If not, by the Schreier refinement theorem there exists equivalent refinements of these two series. Call these refinements $R_1$ and $R_2$, where $R_1$ is the refinement of the composition series. Now because these two refinements are equivalent the factors of $R_2$ are isomorphic to factors of $R_1$. Now because $R_1$ is a refinement of a composition series this means all of its factors are simple groups. Thus all the factors of $R_2$ are simple. Thus if we remove groups from $R_2$ in a way such that we eliminate trivial factors this should give us a composition series for $G$ that contains $H$.

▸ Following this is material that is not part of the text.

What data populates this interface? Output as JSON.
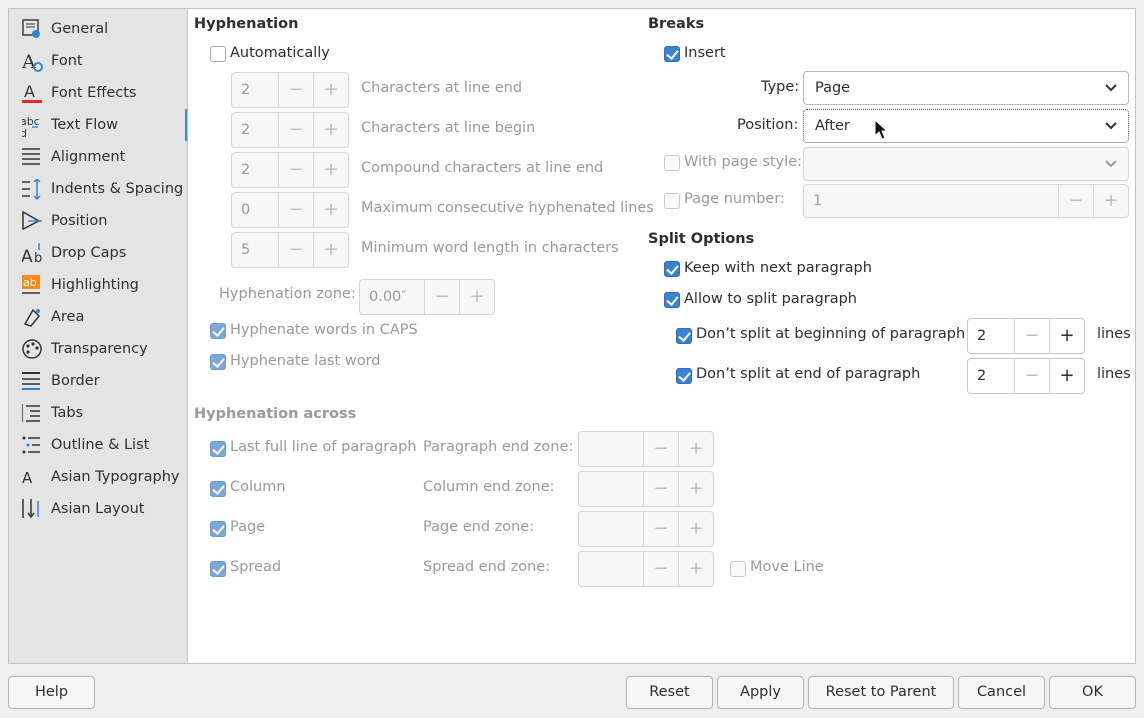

Does this solution seem correct?
Thanks for the feedback!
Best Answer
I don't see why you want to remove factors of $R_{2}$. Anyway, you have $R_{2}$ which is a subnormal serie that contains H, where all the factors are simple as you said. There is a theorem which states that a subnormal serie is a composition serie iff all its factors are simple. So we have immediately that $R_2$ is a composition serie.
The proof of the the theorem used is easy: Let be $G \trianglerighteq G_{1} \trianglerighteq ... \trianglerighteq 1$. Its factors are $G_{i}/G_{i+1}$.
$G_{i}/G_{i+1}$ simple $\Leftrightarrow$ $\nexists H/G_{i} \trianglelefteq G_i/G_{i+1}$ $\Leftrightarrow$ $\nexists G_{i+1} \vartriangleleft H \vartriangleleft G_i $ which means that I can't make a proper refinement. For the second iff the third isomorphism theorem it's used.